In relation to the allegation of exclusive dealing, the ACCC was also unable to establish that conditions Pfizer had included in its pharmacy acceptance forms (requiring a certain percentage of generic atorvastatin be purchased from Pfizer) were included for the purpose of substantially lessening competition as required by s 47 CCA.
Instead, the Court found that Pfizer’s actual purpose for its conduct was to remain in the market as a supplier of pharmaceutical products and to remain a competitor for atorvastatin products. In finding this, the Court took into consideration evidence showing that Pfizer expected to be “slaughtered” at the end of its exclusivity and gave weight to credible witnesses, whom Flick J described as having “commercial integrity”. The Court used as an example of Pfizer’s purpose its decision to defer its offer period for discounts for bulk supply. This decision was made so that customers (pharmacies) would have the opportunity to consider competing offers, including from Ranbaxy which was about to enter the market. This was a legitimate purpose outside the reach of sections 46 and 47.
The Court found that competition for generic atorvastatin at the end of Pfizer’s exclusivity was held to be inevitable. Therefore, although Pfizer’s conduct was likely to have the effect of creating incentives for pharmacies to contract with Pfizer, the substantial purpose of its conduct was to stay in the market in the face of intense competition, to allow pharmacies and Pfizer to take advantage of certain PBS benefits and to be a long term supplier of atorvastatin.

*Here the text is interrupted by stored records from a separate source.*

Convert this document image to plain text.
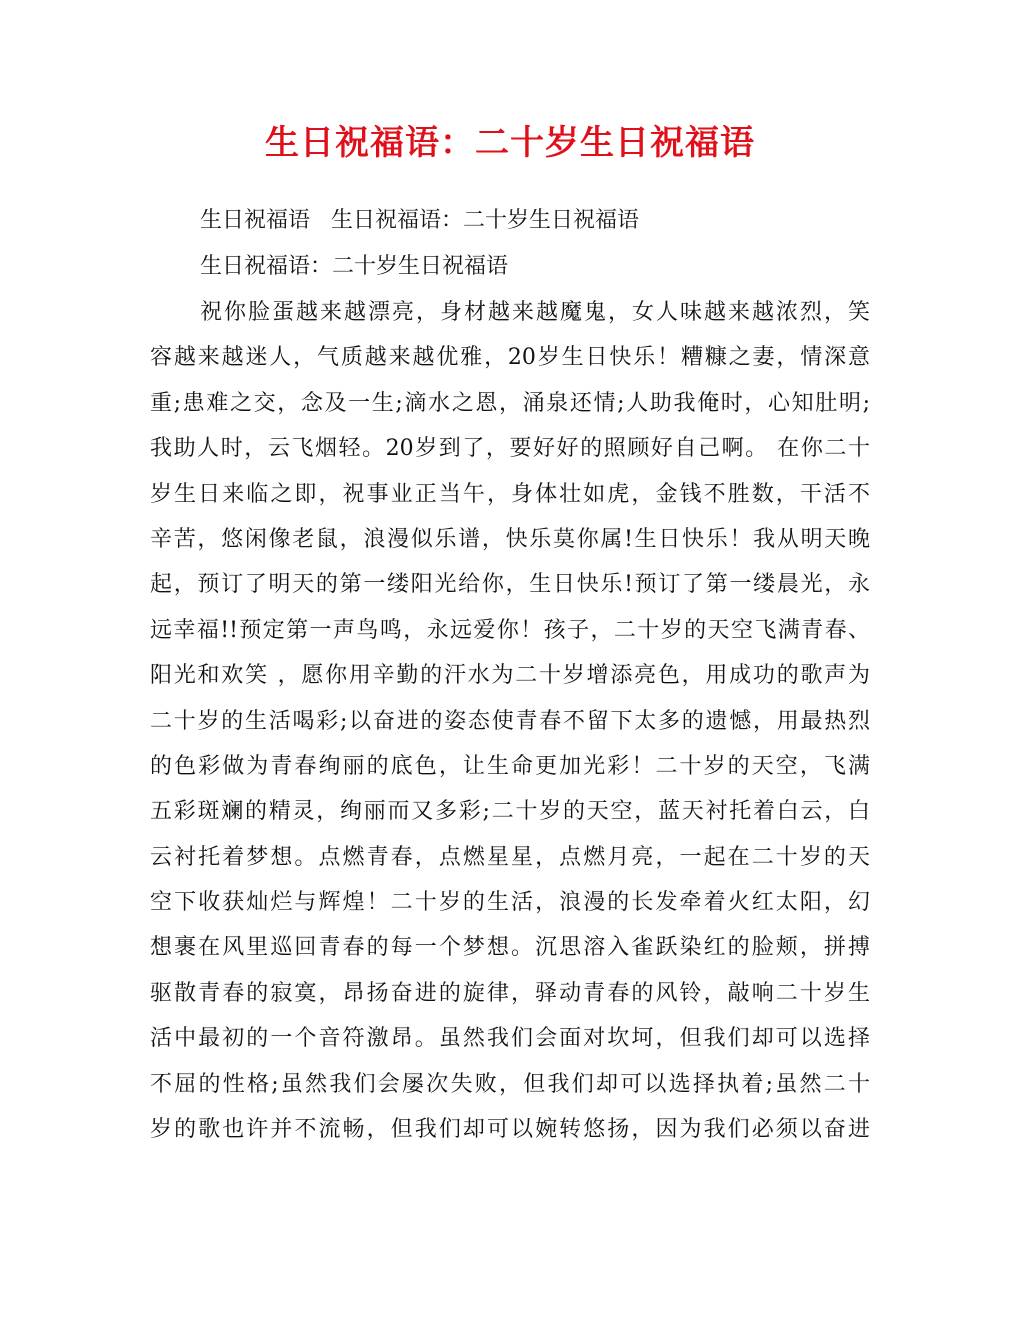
生日祝福语：二十岁生日祝福语
生日祝福语   生日祝福语：二十岁生日祝福语
生日祝福语：二十岁生日祝福语
祝你脸蛋越来越漂亮，身材越来越魔鬼，女人味越来越浓烈，笑
容越来越迷人，气质越来越优雅，20岁生日快乐！糟糠之妻，情深意
重;患难之交，念及一生;滴水之恩，涌泉还情;人助我俺时，心知肚明;
我助人时，云飞烟轻。20岁到了，要好好的照顾好自己啊。 在你二十
岁生日来临之即，祝事业正当午，身体壮如虎，金钱不胜数，干活不
辛苦，悠闲像老鼠，浪漫似乐谱，快乐莫你属!生日快乐！我从明天晚
起，预订了明天的第一缕阳光给你，生日快乐!预订了第一缕晨光，永
远幸福!!预定第一声鸟鸣，永远爱你！孩子，二十岁的天空飞满青春、
阳光和欢笑 ，愿你用辛勤的汗水为二十岁增添亮色，用成功的歌声为
二十岁的生活喝彩;以奋进的姿态使青春不留下太多的遗憾，用最热烈
的色彩做为青春绚丽的底色，让生命更加光彩！二十岁的天空，飞满
五彩斑斓的精灵，绚丽而又多彩;二十岁的天空，蓝天衬托着白云，白
云衬托着梦想。点燃青春，点燃星星，点燃月亮，一起在二十岁的天
空下收获灿烂与辉煌！二十岁的生活，浪漫的长发牵着火红太阳，幻
想裹在风里巡回青春的每一个梦想。沉思溶入雀跃染红的脸颊，拼搏
驱散青春的寂寞，昂扬奋进的旋律，驿动青春的风铃，敲响二十岁生
活中最初的一个音符激昂。虽然我们会面对坎坷，但我们却可以选择
不屈的性格;虽然我们会屡次失败，但我们却可以选择执着;虽然二十
岁的歌也许并不流畅，但我们却可以婉转悠扬，因为我们必须以奋进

Although the Court’s decision was in Pfizer’s favour, it is not a ‘free pass’ for corporations to act without restraint simply because a patent is coming to an end. It is still important to consider whether:
- a corporation is likely to hold substantial market power in the market post-exclusivity, or leading up to the end of exclusivity. To this end, it is important to take into account market dynamics, such as whether competitors are planning to enter the market upon the expiry of the patent and have been canvassing customers in preparation for that time;
- the corporation’s conduct is legitimately for the purpose of remaining competitive in the post-patent market and there is credible evidence in support of this.
Is there a role for s 51(3) CCA?
The Court did not have to give findings on the use of section 51(3), which allows some otherwise illegal conduct by parties who enjoy patent protection. The Court did, however, offer some views on whether section 51 would have been applicable. First, section 51 is not available for alleged breaches of section 46 (misuse of market power) so its application was only limited to section 47 (exclusive dealing). The Court indicated that it would not have allowed a breach of section 47 to be cured by section 51 because the conditions Pfizer was imposing would have been used to create a “collateral advantage” to the patent protection and because this was not a question of.
Relevantly, the Harper Review’s Final Report recommended the repeal of s 51(3). Given its limited application, it is difficult to see how the repeal of this exception would have any material impact.